Doug Verduzco started working on the ZIMS project at its beginnings - in July 2001 for AZA. He facilitated multiple working sessions with subject matter experts to develop the initial data standards and the conceptual data model. Later, he developed the scoping-level requirements included with the original RFP. (In other words helped to define how big ZIMS would need to be to serve ISIS members). In 2004, he began to work with the Wildlife Conservation Society (WCS) to lead their adoption of ZIMS. He worked with subject matter experts to develop pre-ZIMS and post-ZIMS animal management and healthcare processes and their application conversion requirements. In 2007, he began working with ISIS on the ZIMS Retooling effort. Doug is leading the business side of this final phase of ZIMS development. Doug lives in Austin, Texas with his wife and three children.

Seshu Durbaka joined the ZIMS project as Technical Project Manager in early February 2008. He is a PMP certified .Net project manager with 15 years of experience managing a portfolio of .Net projects, Pre-sales, vendor management, product evaluation, Business Analysis (in USA and UK) , technical workshops and presentations (in Denmark and Singapore), multisite development with different time zones (Denmark- New Jersey- India), and onsite – offshore projects (Morristown, USA – Madras, India). In other words he has exactly the kind of global experience that the final phase of ZIMS development needs. Seshu has managed teams of up to 28 professionals in application development projects and 8 director-level team leads in a matrixed project. In addition to application development projects, he delivered assignments in Disaster recovery, Database upgrades, Migration, ERP implementations and a product in Delphi for the American automobile industry. He is a certified Microsoft Navision ERP professional. He is coming back to Twin Cities after completing a multimillion dollar project in November 2007. He hails originally from Andhra Pradesh, India, and speaks English, Telugu, Hindi and Tamil. Seshu and his wife have three young children.

Manish Verma is a new ZIMS Developer. He was born in Faizabad, Uttar Pradesh, India, and is brand new to Minnesota, so we are all assuring him that eventually the ice does melt. Manish’s development experience is in healthcare, banking and finance. He speaks English, Hindi, Urdu and Sanskrit. Of course he also speaks .Net, XML, ASP, JavaScript, and PL/SQL. He’s newly married. Congratulations, Manish!

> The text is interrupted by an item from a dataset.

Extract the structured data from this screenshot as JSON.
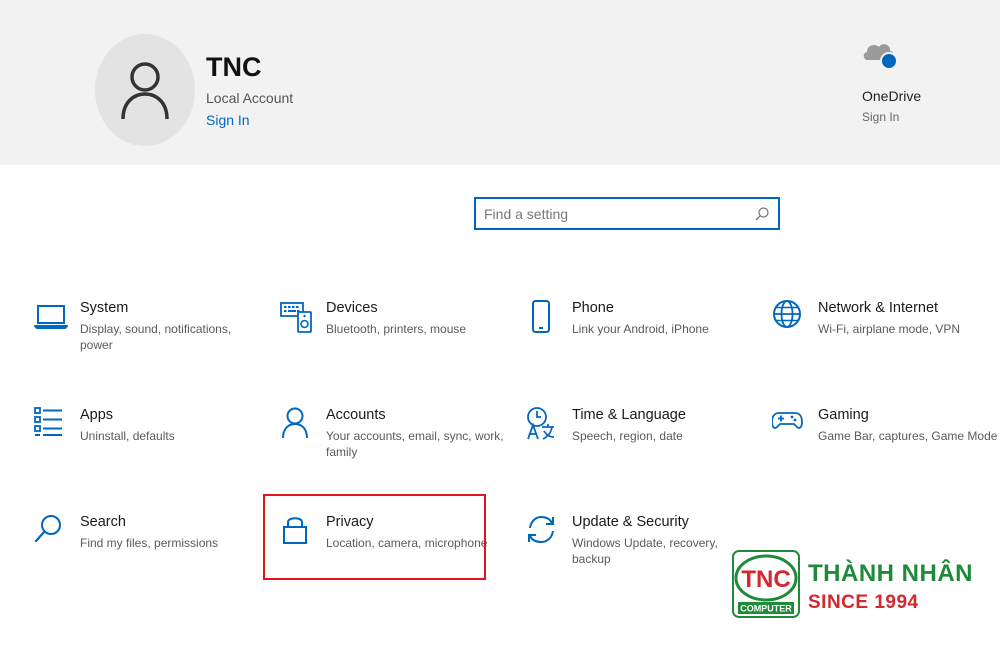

Rachel Thompson, DVM, the new ISIS Veterinarian in Residence (part-time…we share her with the Minnesota Zoo), did her undergraduate work at Missouri State, and attended the College of Veterinary Medicine at the University of Minnesota. She moved back to Minnesota in January from northern California after being the associate veterinarian at Six Flags Discovery Kingdom. She shares her life currently with a very high maintenance Labrador retriever.